Gundersen Health System is a non-profit, fully integrated healthcare network that includes a teaching hospital and six critical access hospitals, primary care and multi-specialty practices, behavioral health services, and regional clinics. Its flagship hospital has twice earned Healthgrades recognition as one of America’s 50 best hospitals and consistently ranks among the country’s top hospitals for quality and patient satisfaction.
When patients request a prescription refill through their pharmacy, the pharmacy system sends an electronic request to the provider for a renewal if no refills are available. The provider’s electronic health record (EHR) system receives the renewal request with specific prescription instructions, such as medication dosage, route, and frequency, known as “sigs.” Frequently, the sigs don’t match the required configuration in the EHR or may contain “free text,” which requires manual transcription into discrete fields in the provider’s EHR.
This manual data entry by clinicians or staff—with back-and-forth comparison of the sigs to ensure an error hasn’t been made while filling in details—can take one to three seconds per field and up to a minute per medication. To address this issue, some EHR systems enable creation of a mapping table, which allows sigs that have a perfect match in the table to be imported automatically. Unfortunately, keeping that table up to date is a time-intensive, manual process for the IT department.

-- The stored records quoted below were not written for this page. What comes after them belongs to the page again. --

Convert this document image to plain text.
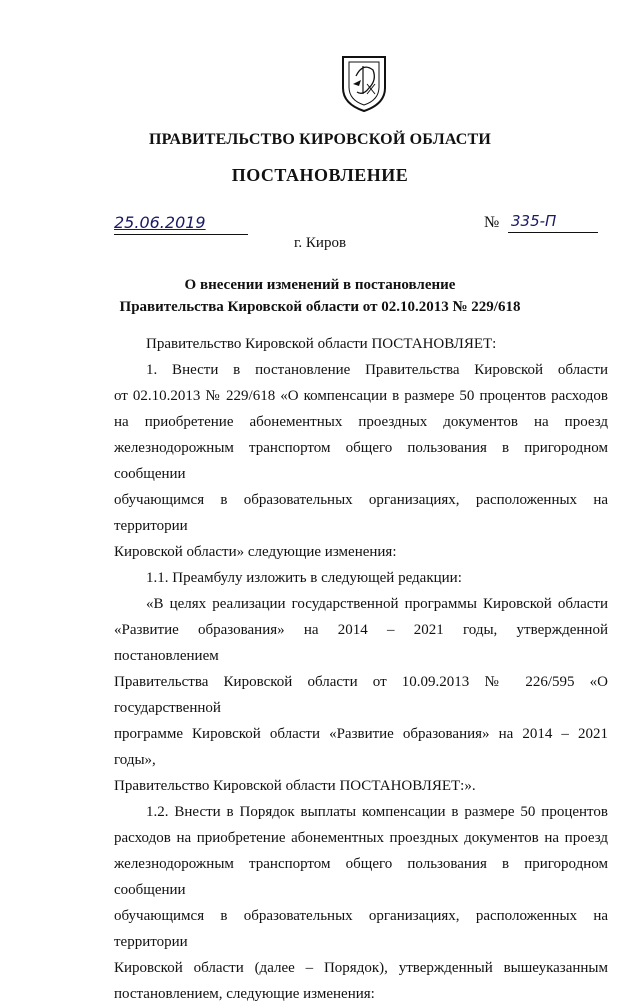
ПРАВИТЕЛЬСТВО КИРОВСКОЙ ОБЛАСТИ
ПОСТАНОВЛЕНИЕ
25.06.2019	№ 335-П
г. Киров
О внесении изменений в постановление
Правительства Кировской области от 02.10.2013 № 229/618

Правительство Кировской области ПОСТАНОВЛЯЕТ:

1. Внести в постановление Правительства Кировской области

от 02.10.2013 № 229/618 «О компенсации в размере 50 процентов расходов

на приобретение абонементных проездных документов на проезд

железнодорожным транспортом общего пользования в пригородном сообщении

обучающимся в образовательных организациях, расположенных на территории

Кировской области» следующие изменения:

1.1. Преамбулу изложить в следующей редакции:

«В целях реализации государственной программы Кировской области

«Развитие образования» на 2014 – 2021 годы, утвержденной постановлением

Правительства Кировской области от 10.09.2013 № 226/595 «О государственной

программе Кировской области «Развитие образования» на 2014 – 2021 годы»,

Правительство Кировской области ПОСТАНОВЛЯЕТ:».

1.2. Внести в Порядок выплаты компенсации в размере 50 процентов

расходов на приобретение абонементных проездных документов на проезд

железнодорожным транспортом общего пользования в пригородном сообщении

обучающимся в образовательных организациях, расположенных на территории

Кировской области (далее – Порядок), утвержденный вышеуказанным

постановлением, следующие изменения:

Gundersen receives hundreds of renewal requests per day, requiring clinicians and staff to collectively spend hours translating sigs into the health system’s nomenclature (for example, “by mouth” versus “oral”) and entering that information into their EHR. Despite the IT team’s significant time and effort maintaining a sig-mapping table, the health system had only 27% of prescription renewals with sigs fully translated and structured in the EHR, leaving 73% with incomplete sigs requiring at least partial manual entry.
This manual process has many negative ramifications, including time spent on redundant tasks instead of patient care, risk of errors when data is keyed in manually, and clinician burnout. A report by independent research firm KLAS found that clinicians who are very dissatisfied with their organization’s EHR are nearly three times as likely to leave compared to clinicians who are very satisfied.1 Gundersen’s clinical leadership recognized this as an opportunity for improvement by reducing tedious tasks for staff, improving satisfaction and avoiding burnout, and giving clinicians more time to care for patients with less chance of errors that could cause adverse drug events and patient harm.

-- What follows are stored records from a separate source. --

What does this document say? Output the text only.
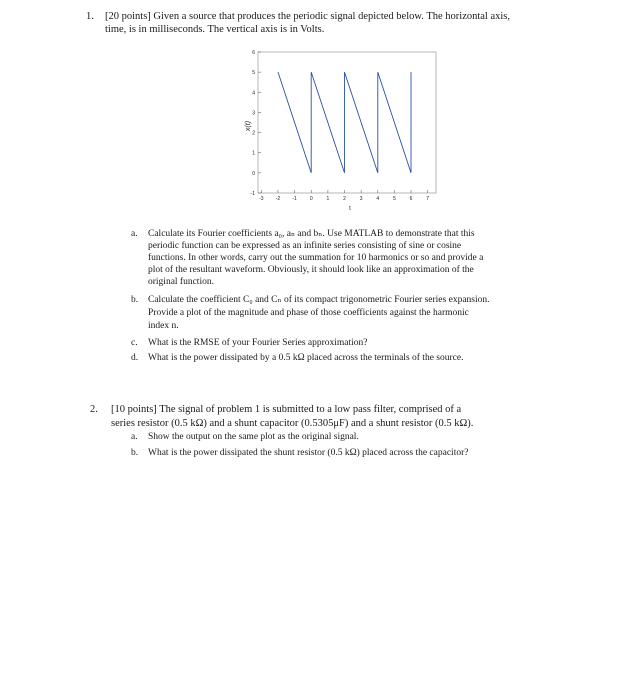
-1
0
1
2
3
4
5
6
-3 -2 -1	0	1	2	3	4	5	6	7
x(t)
t
1. [20 points] Given a source that produces the periodic signal depicted below. The horizontal axis,
time, is in milliseconds. The vertical axis is in Volts.
a. Calculate its Fourier coefficients a₀, aₙ and bₙ. Use MATLAB to demonstrate that this
periodic function can be expressed as an infinite series consisting of sine or cosine
functions. In other words, carry out the summation for 10 harmonics or so and provide a
plot of the resultant waveform. Obviously, it should look like an approximation of the
original function.
b. Calculate the coefficient C₀ and Cₙ of its compact trigonometric Fourier series expansion.
Provide a plot of the magnitude and phase of those coefficients against the harmonic
index n.
c. What is the RMSE of your Fourier Series approximation?
d. What is the power dissipated by a 0.5 kΩ placed across the terminals of the source.
2. [10 points] The signal of problem 1 is submitted to a low pass filter, comprised of a
series resistor (0.5 kΩ) and a shunt capacitor (0.5305μF) and a shunt resistor (0.5 kΩ).
a. Show the output on the same plot as the original signal.
b. What is the power dissipated the shunt resistor (0.5 kΩ) placed across the capacitor?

“One of the most redundant tasks in the electronic medical record for our staff, including clinicians, nurses, and medical assistants, is completing medication renewals,” says Rajiv Naik, M.D., FAAP, Medical Director of Informatics. “It is particularly frustrating for staff when the sig does not pull into discrete data fields as the medication crosses interfaces from the pharmacy to our medical record, even though the information seems as if it should be there. The extra typing and clicking contributes to the challenging problem of clinician and staff burnout.”

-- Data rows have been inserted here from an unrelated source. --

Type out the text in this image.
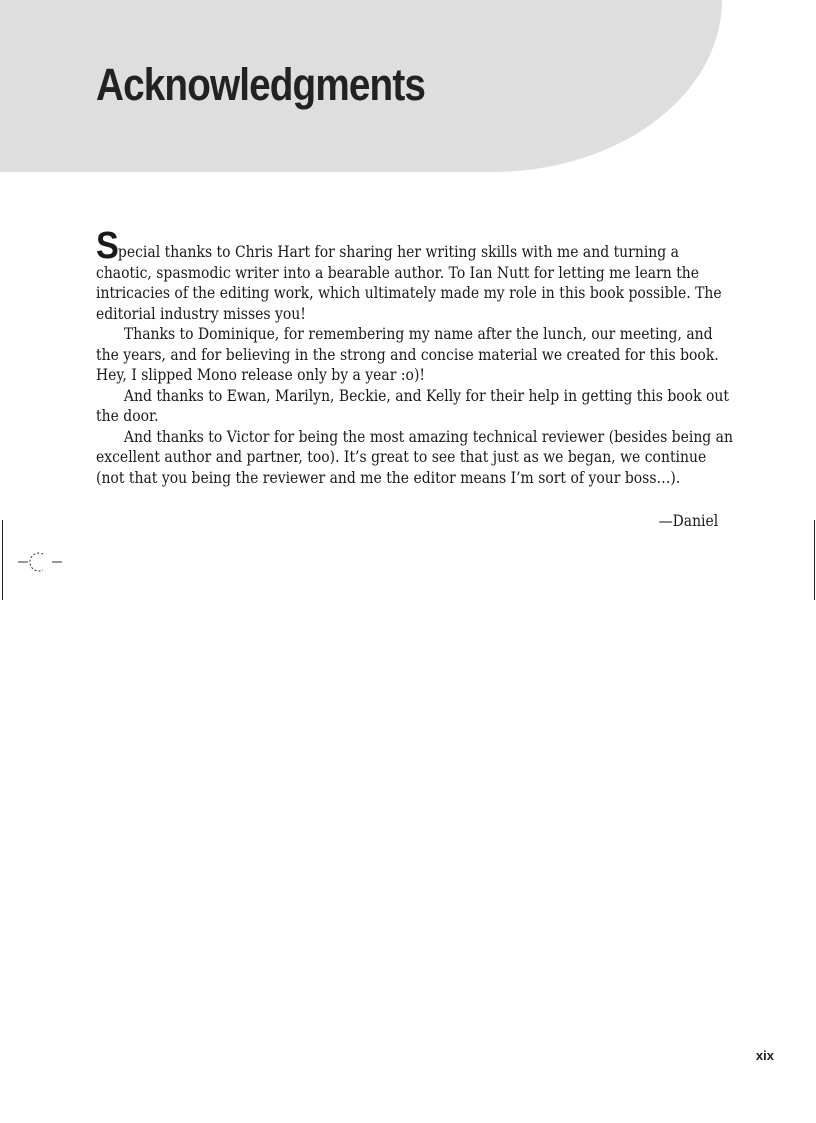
Acknowledgments

Special thanks to Chris Hart for sharing her writing skills with me and turning a chaotic, spasmodic writer into a bearable author. To Ian Nutt for letting me learn the intricacies of the editing work, which ultimately made my role in this book possible. The editorial industry misses you!

Thanks to Dominique, for remembering my name after the lunch, our meeting, and the years, and for believing in the strong and concise material we created for this book. Hey, I slipped Mono release only by a year :o)!

And thanks to Ewan, Marilyn, Beckie, and Kelly for their help in getting this book out the door.

And thanks to Victor for being the most amazing technical reviewer (besides being an excellent author and partner, too). It’s great to see that just as we began, we continue (not that you being the reviewer and me the editor means I’m sort of your boss…).

—Daniel
xix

In May 2022, Gundersen deployed a new artificial intelligence (AI) solution from DrFirst to automatically transcribe incoming renewal requests within their existing Epic workflows. The DrFirst prescription renewals solution uses patented AI technology to significantly cut down on the manual clicks and keystrokes that can lead to medication errors and contribute to clinician burnout. The AI transcribes sigs directly into the EHR, eliminating the need to create and maintain a sig-mapping table and removing the requirement for a perfect sig match. The AI infers clinical meaning and improves its performance over time by learning to translate, structure, and codify medication data with greater speed and efficiency.
“Before partnering with DrFirst, only one-quarter of our prescription renewals had complete medication details, which meant most electronic renewal requests required staff to enter data with keystrokes and clicks,” says Dr. Naik. “Now we’re importing complete sig details for over 80% of our patients’ medication renewals. That’s a big time-saver for our staff and clinicians for this redundant task in the electronic medical record.”
The AI translates sigs and imports information into discrete fields, so clinicians and staff at Gundersen now review renewals for accuracy and completeness and approve requests with minimal or no manual entry. With this important information readily available in their EHR, the need to translate and enter prescriptions in the patient chart is greatly reduced, as is the potential for errors.
— Rajiv Naik, M.D., FAAP, Medical Director of Informatics, Gundersen Health System
After implementing the DrFirst prescription renewals solution,, Gundersen saw a 202% improvement in the number of clean sigs imported, resulting in 84% of incoming prescription renewal data either partially or fully populated in the EHR. Using an estimate of three seconds of manual entry per renewal field, the health system’s clinicians have saved approximately 100 hours in their first three months of using the new process.
This allows clinical staff to focus more of their cognitive effort on value-added care rather than tedious transcription. Going forward, the Gundersen team will continue to monitor clinician productivity with prescription renewal and track improvement in medication safety.
The IT team has also benefited from significant time savings by eliminating the need to continually update thousands of unique sigs manually. This permits technical and pharmacy staff to focus their efforts on other quality initiatives.